Millions of people have been arrested under the policy for minor violations, like possession of small amounts of marijuana. And one thing is beyond dispute: this arrest-first policy has filled the courts to bursting with first-time, minor offenders who do not belong there and wreaked havoc with people’s lives. Even when cases are dismissed, people can be shadowed for years by error-ridden criminal records.
The human toll is evident in New York City, where last year 50,000 people — one every 10 minutes — were arrested for possession of small amounts of marijuana. The city downplays the significance, saying these cases are typically dismissed and the record sealed if the person stays out of trouble for a year. But getting tangled in the court system is harrowing. And the record-keeping can be unreliable and far more porous than the city suggests.
An analysis by the Legal Action Center, which assists 2,500 people with criminal records each year, has found that nearly half of its clients’ rap sheets have errors. Defense lawyers say that too often the courts and police fail to report to the state about dismissals and other outcomes favorable to defendants.
As for “sealed” records, background-screening companies working for private employers can harvest data at the time of an arrest and there is no guarantee that they will update to reflect dismissals — or expunge the information when records are sealed by the courts. While it is illegal to exclude people from jobs based solely on arrest or convictions, unless there is a compelling business reason for doing so, many employers quickly write off applicants who are flagged in these databases…
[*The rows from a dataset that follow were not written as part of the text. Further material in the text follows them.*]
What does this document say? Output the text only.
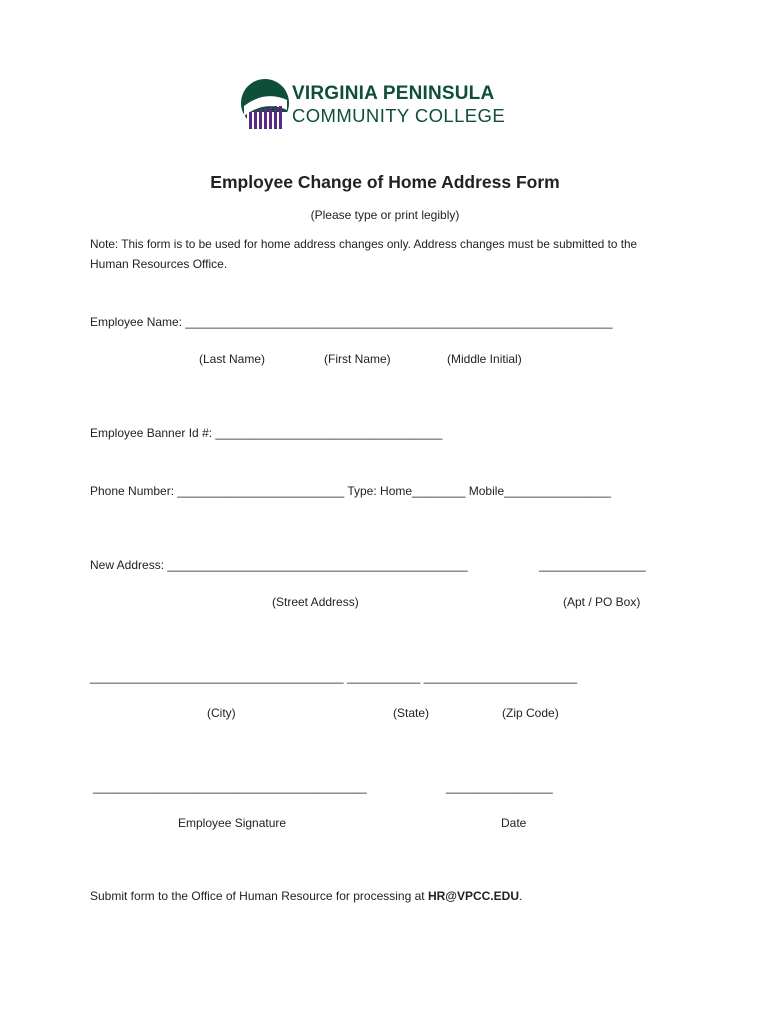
VIRGINIA PENINSULA
COMMUNITY COLLEGE
Employee Change of Home Address Form
(Please type or print legibly)
Note: This form is to be used for home address changes only. Address changes must be submitted to the
Human Resources Office.
Employee Name: ________________________________________________________________
(Last Name)	(First Name)	(Middle Initial)
Employee Banner Id #: __________________________________
Phone Number: _________________________ Type: Home________ Mobile________________
New Address: _____________________________________________	________________
(Street Address)	(Apt / PO Box)
______________________________________ ___________ _______________________
(City)	(State)	(Zip Code)
_________________________________________	________________
Employee Signature	Date
Submit form to the Office of Human Resource for processing at HR@VPCC.EDU.
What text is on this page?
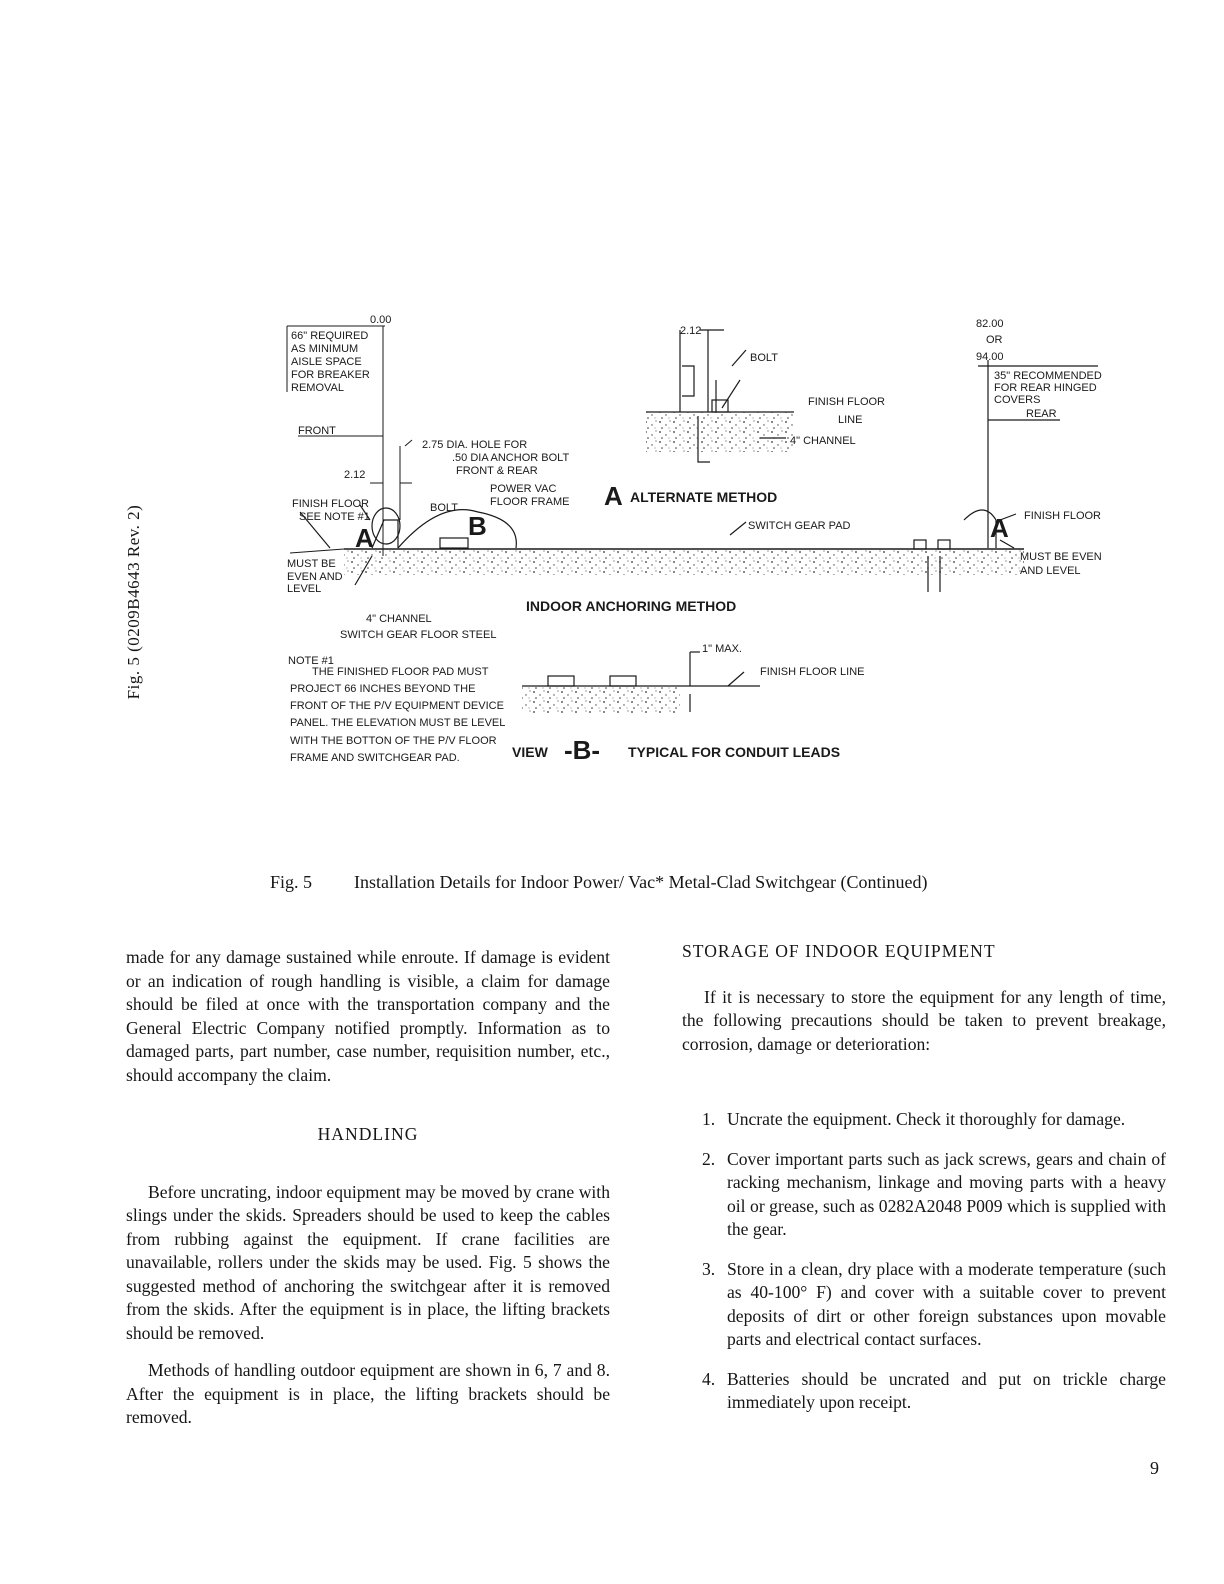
Fig. 5 (0209B4643 Rev. 2)
0.00
66" REQUIRED
AS MINIMUM
AISLE SPACE
FOR BREAKER
REMOVAL
FRONT
2.12
2.75 DIA. HOLE FOR
.50 DIA ANCHOR BOLT
FRONT & REAR
POWER VAC
FLOOR FRAME
BOLT
FINISH FLOOR
SEE NOTE #1
MUST BE
EVEN AND
LEVEL
4" CHANNEL
SWITCH GEAR FLOOR STEEL
A	B
2.12
BOLT
FINISH FLOOR
LINE
4" CHANNEL
A ALTERNATE METHOD
SWITCH GEAR PAD
INDOOR ANCHORING METHOD
82.00
OR
94.00
35" RECOMMENDED
FOR REAR HINGED
COVERS
REAR
FINISH FLOOR
MUST BE EVEN
AND LEVEL
A
NOTE #1
THE FINISHED FLOOR PAD MUST
PROJECT 66 INCHES BEYOND THE
FRONT OF THE P/V EQUIPMENT DEVICE
PANEL. THE ELEVATION MUST BE LEVEL
WITH THE BOTTON OF THE P/V FLOOR
FRAME AND SWITCHGEAR PAD.
1" MAX.
FINISH FLOOR LINE
VIEW -B- TYPICAL FOR CONDUIT LEADS
Fig. 5 Installation Details for Indoor Power/ Vac* Metal-Clad Switchgear (Continued)

made for any damage sustained while enroute. If damage is evident or an indication of rough handling is visible, a claim for damage should be filed at once with the transportation company and the General Electric Company notified promptly. Information as to damaged parts, part number, case number, requisition number, etc., should accompany the claim.

HANDLING

Before uncrating, indoor equipment may be moved by crane with slings under the skids. Spreaders should be used to keep the cables from rubbing against the equipment. If crane facilities are unavailable, rollers under the skids may be used. Fig. 5 shows the suggested method of anchoring the switchgear after it is removed from the skids. After the equipment is in place, the lifting brackets should be removed.

Methods of handling outdoor equipment are shown in 6, 7 and 8. After the equipment is in place, the lifting brackets should be removed.

STORAGE OF INDOOR EQUIPMENT

If it is necessary to store the equipment for any length of time, the following precautions should be taken to prevent breakage, corrosion, damage or deterioration:

1. Uncrate the equipment. Check it thoroughly for damage.
2. Cover important parts such as jack screws, gears and chain of racking mechanism, linkage and moving parts with a heavy oil or grease, such as 0282A2048 P009 which is supplied with the gear.
3. Store in a clean, dry place with a moderate temperature (such as 40-100° F) and cover with a suitable cover to prevent deposits of dirt or other foreign substances upon movable parts and electrical contact surfaces.
4. Batteries should be uncrated and put on trickle charge immediately upon receipt.
9
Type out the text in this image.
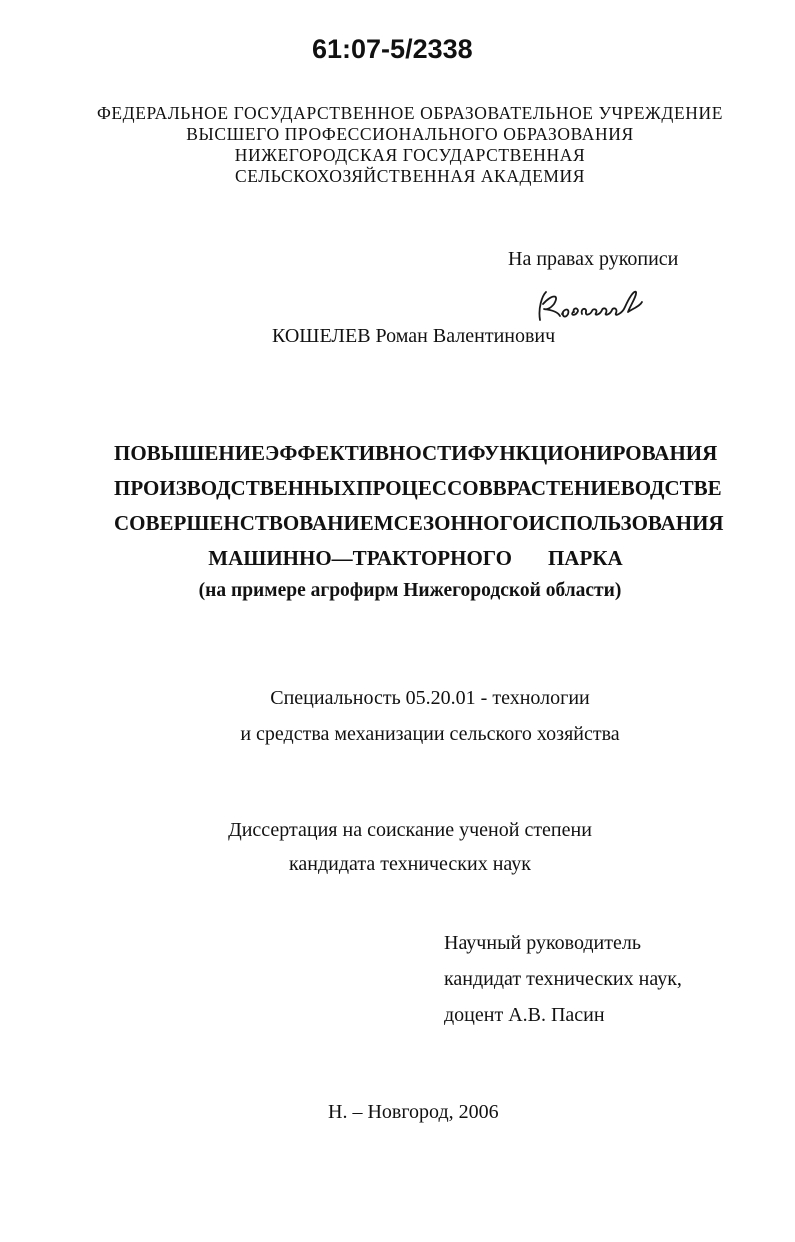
61:07-5/2338
ФЕДЕРАЛЬНОЕ ГОСУДАРСТВЕННОЕ ОБРАЗОВАТЕЛЬНОЕ УЧРЕЖДЕНИЕ
ВЫСШЕГО ПРОФЕССИОНАЛЬНОГО ОБРАЗОВАНИЯ
НИЖЕГОРОДСКАЯ ГОСУДАРСТВЕННАЯ
СЕЛЬСКОХОЗЯЙСТВЕННАЯ АКАДЕМИЯ
На правах рукописи
КОШЕЛЕВ Роман Валентинович
ПОВЫШЕНИЕ ЭФФЕКТИВНОСТИ ФУНКЦИОНИРОВАНИЯ
ПРОИЗВОДСТВЕННЫХ ПРОЦЕССОВ В РАСТЕНИЕВОДСТВЕ
СОВЕРШЕНСТВОВАНИЕМ СЕЗОННОГО ИСПОЛЬЗОВАНИЯ
МАШИННО—ТРАКТОРНОГО ПАРКА
(на примере агрофирм Нижегородской области)
Специальность 05.20.01 - технологии
и средства механизации сельского хозяйства
Диссертация на соискание ученой степени
кандидата технических наук
Научный руководитель
кандидат технических наук,
доцент А.В. Пасин
Н. – Новгород, 2006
…The fact that 87 percent of those arrested are black or Hispanic suggests that the police are deliberately singling out minority citizens for arrests that push some of them permanently to the very margins of society.
An arrest, even without a conviction, can swiftly unleash disastrous personal consequences. Consider the 2011 case of a 26-year-old single mother from Brooklyn whose lawyers say she was arrested after the police forced her to reveal a small packet of marijuana hidden in her purse. The judge said the charges would be dismissed if she stayed out of trouble for a year. A week later, the woman had been fired from her job as a janitor with the New York City Housing Authority. She has not been rehired…
Employers and government agencies also have a responsibility here. They must not rush to their own judgment about minor offenders.
Mayor Michael Bloomberg needs to recognize that zero-tolerance policing is not the panacea his Police Department seems to think it is. The police need to spend more time tracking down serious crime and less on minor offenses. There is nothing minor about a record that can follow people for the rest of their lives.
What NYC coppers say they believe in – for the benefit of the media and budget considerations – rarely has anything to do with reality. Making noises like a tough cop, stacking up arrests regardless of cause or conviction looks great when standing before a council budget evaluation.
More of the same old corrupt practices fit tightly into the actions of people who are supposedly part of the fight against corruption.